A Mind for Language

Nov 14, 2019

Fun with James Tauber's vocabulary tools

James Tauber has written a set of vocabulary tools for the Greek New Testament (GNT).

I wanted to read Acts 10 and thought I'd see what the words occur there that occur less than 10 times in the GNT overall. The code in Listing 1 will get that list and print the word and its total GNT count to a text file.

Listing 1

from collections import Counter
from gnt_data import get_tokens, get_tokens_by_chunk, TokenType, ChunkType
import pprint

BOOK_ABBV = {"GLA": "69", "1JN" : "83", "ACT": "65"}

gnt_lemmas = Counter(get_tokens(TokenType.lemma))

ACT_10_lemmas = Counter(get_tokens(TokenType.lemma, ChunkType.chapter, BOOK_ABBV['ACT']+ "10"))

def getNTFreq(nt, tgt):
    out = {}
    for t in tgt.items():
        lemma = t[0]
        if lemma in nt:
            out[lemma] = nt[lemma]
    return out

ACT_NT_FREQ = getNTFreq(gnt_lemmas, ACT_10_lemmas)

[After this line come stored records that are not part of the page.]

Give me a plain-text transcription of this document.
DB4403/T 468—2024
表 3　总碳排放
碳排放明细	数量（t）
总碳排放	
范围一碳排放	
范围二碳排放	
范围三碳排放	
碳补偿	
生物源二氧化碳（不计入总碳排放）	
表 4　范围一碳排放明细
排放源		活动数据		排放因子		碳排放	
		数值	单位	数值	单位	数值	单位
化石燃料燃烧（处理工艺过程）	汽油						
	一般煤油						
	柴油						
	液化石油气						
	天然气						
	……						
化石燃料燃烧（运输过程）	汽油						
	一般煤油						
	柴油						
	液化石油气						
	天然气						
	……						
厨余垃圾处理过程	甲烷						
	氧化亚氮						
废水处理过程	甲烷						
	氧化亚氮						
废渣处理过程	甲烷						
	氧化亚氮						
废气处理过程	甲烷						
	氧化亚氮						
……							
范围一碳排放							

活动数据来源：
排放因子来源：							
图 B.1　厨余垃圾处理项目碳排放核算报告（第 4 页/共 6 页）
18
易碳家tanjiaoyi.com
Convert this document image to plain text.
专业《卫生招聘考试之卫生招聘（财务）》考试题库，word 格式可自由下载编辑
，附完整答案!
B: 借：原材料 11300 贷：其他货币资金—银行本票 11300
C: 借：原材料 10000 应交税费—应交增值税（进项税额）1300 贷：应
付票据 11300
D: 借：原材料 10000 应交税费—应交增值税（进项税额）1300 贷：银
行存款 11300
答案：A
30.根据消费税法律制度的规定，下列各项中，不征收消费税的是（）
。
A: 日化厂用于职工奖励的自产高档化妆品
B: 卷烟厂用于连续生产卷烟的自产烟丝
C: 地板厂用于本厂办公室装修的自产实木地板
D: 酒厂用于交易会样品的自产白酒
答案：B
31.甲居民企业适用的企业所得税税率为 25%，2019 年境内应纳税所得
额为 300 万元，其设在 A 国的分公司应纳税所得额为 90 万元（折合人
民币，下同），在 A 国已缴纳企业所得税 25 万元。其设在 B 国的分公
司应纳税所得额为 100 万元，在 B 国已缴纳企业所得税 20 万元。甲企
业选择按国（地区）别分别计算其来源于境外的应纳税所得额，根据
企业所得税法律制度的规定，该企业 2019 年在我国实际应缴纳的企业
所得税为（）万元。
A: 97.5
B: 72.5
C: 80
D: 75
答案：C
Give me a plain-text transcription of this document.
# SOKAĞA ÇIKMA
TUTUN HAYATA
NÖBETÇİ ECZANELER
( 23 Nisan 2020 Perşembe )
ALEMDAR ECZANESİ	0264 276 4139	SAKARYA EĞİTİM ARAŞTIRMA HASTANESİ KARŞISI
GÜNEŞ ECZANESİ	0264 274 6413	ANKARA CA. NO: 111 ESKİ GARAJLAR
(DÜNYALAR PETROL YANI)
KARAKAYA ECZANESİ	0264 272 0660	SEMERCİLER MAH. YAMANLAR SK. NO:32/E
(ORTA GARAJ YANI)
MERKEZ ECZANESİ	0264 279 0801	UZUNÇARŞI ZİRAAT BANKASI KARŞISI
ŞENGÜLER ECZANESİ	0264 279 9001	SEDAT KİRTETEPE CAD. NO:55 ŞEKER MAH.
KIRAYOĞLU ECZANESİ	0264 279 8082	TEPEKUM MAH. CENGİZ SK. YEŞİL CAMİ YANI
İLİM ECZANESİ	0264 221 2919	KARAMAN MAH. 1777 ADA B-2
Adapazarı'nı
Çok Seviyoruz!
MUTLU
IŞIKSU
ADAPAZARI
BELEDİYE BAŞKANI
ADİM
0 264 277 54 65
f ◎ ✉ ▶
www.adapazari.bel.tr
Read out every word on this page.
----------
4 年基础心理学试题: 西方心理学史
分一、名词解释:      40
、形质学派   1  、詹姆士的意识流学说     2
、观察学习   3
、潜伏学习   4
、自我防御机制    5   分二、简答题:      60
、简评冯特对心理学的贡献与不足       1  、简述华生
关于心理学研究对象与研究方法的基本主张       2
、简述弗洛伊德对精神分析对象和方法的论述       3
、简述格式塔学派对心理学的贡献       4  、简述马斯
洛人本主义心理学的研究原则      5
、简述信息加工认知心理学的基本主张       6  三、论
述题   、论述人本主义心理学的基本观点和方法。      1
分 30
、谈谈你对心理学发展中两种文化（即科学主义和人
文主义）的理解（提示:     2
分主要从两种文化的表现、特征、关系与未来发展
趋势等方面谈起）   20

freq = lambda x: int(x[1]) < 10

TGT = sorted(list(filter(freq,ACT_NT_FREQ.items())), key=lambda x: x[0])



with open("act_10.txt", 'w', encoding="UTF-8") as f:
    for l in TGT:
        print(f"{l[0]}\t\t{l[1]}", file=f)

I then wanted the glosses for these words.

I have a list of glosses extracted from the Abbot-Smith NT Greek lexicon (the list is available here). So I wrote some code to read the output from the previous file, grab the glosses, and add them to the file.

Listing 2

import sys


with open('gloss-dict.tab', 'r', encoding="UTF-8") as f:
  for l in f:
    parts = l.strip().split("\t", maxsplit=2)
    if len(parts) > 1:
        GLOSSES[parts[0]] = parts[1]

ARGS = sys.argv[1:]

with open(ARGS[0], 'r', encoding="UTF-8") as f:
    with open(ARGS[1], 'w', encoding="UTF-8") as g:
        for l in f:
            word = l.strip().split("\t", maxsplit=1)
            if word[0] in GLOSSES:
                rest = "\t".join(word[1:])
                print(f"{word[0]}\t{GLOSSES[word[0]]}\t{rest}", file=g)

I printed the resulting file out and I'm off reading. It's nice to a have cheat sheet of less common vocab for the chapter.